A 15-year-old male with a history of sickle cell disease developed fever after a blood transfusion. He was diagnosed with Plasmodium falciparum malaria and was successfully treated. The American Red Cross, New York State Department of Health, and the Centers for Disease Control and Prevention investigated the eight donors who provided components to the transfusion. The investigation to identify a malaria-positive donor included trace back of donors, serologic methods to identify donor(s) with a history of malaria exposure, polymerase chain reaction (PCR) testing, microsatellite analysis to identify the parasite in a donor and match its genotype to the parasite in the recipient, and reinterview of all donors to clarify malaria risk factors.
One donor had evidence of infection with P. falciparum by PCR, elevated antibody titers, and previously undisclosed malaria risk factors. Reinterview revealed that the donor immigrated to the United States from Togo just short of 3 years before the blood donation. The donor was treated for asymptomatic low parasitemia infection.

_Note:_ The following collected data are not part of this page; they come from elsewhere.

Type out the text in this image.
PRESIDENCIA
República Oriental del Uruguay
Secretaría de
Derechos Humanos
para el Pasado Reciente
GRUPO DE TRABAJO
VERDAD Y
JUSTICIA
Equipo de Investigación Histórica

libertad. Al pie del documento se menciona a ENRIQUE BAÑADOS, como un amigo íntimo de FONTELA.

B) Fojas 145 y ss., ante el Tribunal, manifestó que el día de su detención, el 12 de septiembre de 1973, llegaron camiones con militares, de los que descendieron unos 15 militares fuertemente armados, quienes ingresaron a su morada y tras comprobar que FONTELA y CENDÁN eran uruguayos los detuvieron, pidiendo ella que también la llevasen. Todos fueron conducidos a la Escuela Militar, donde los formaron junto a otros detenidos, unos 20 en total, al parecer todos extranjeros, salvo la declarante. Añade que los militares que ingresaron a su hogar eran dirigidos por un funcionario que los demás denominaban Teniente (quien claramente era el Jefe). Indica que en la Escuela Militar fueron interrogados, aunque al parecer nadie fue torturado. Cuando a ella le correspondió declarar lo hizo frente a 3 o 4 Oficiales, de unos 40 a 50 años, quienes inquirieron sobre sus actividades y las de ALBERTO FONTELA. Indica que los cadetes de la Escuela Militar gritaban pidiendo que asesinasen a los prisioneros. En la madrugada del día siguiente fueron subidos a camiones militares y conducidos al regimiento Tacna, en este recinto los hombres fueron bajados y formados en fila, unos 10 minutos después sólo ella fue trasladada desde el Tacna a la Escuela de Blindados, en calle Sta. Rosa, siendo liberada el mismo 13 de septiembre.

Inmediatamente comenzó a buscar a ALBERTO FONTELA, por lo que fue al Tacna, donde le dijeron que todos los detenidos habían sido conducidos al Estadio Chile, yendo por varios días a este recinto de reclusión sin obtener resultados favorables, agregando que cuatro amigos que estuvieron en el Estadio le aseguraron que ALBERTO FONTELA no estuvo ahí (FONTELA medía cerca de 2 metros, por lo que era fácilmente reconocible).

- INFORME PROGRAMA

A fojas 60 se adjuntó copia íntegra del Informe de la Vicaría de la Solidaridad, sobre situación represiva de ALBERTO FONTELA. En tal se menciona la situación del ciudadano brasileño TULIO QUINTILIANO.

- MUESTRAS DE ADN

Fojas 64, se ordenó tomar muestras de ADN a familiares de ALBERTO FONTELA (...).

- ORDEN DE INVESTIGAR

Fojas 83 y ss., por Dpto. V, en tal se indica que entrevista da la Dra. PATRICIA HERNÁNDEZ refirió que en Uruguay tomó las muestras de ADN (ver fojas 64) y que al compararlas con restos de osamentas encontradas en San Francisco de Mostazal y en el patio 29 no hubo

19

This investigation used standard procedures for investigating TTM but also demonstrated the importance of applying sensitive laboratory techniques to identify the infected donor, especially a donor with asymptomatic infection with low parasitemia. Repeat interview of all donors identified as having contributed to the transfused component provides complementary epidemiologic information to confirm the infected donor.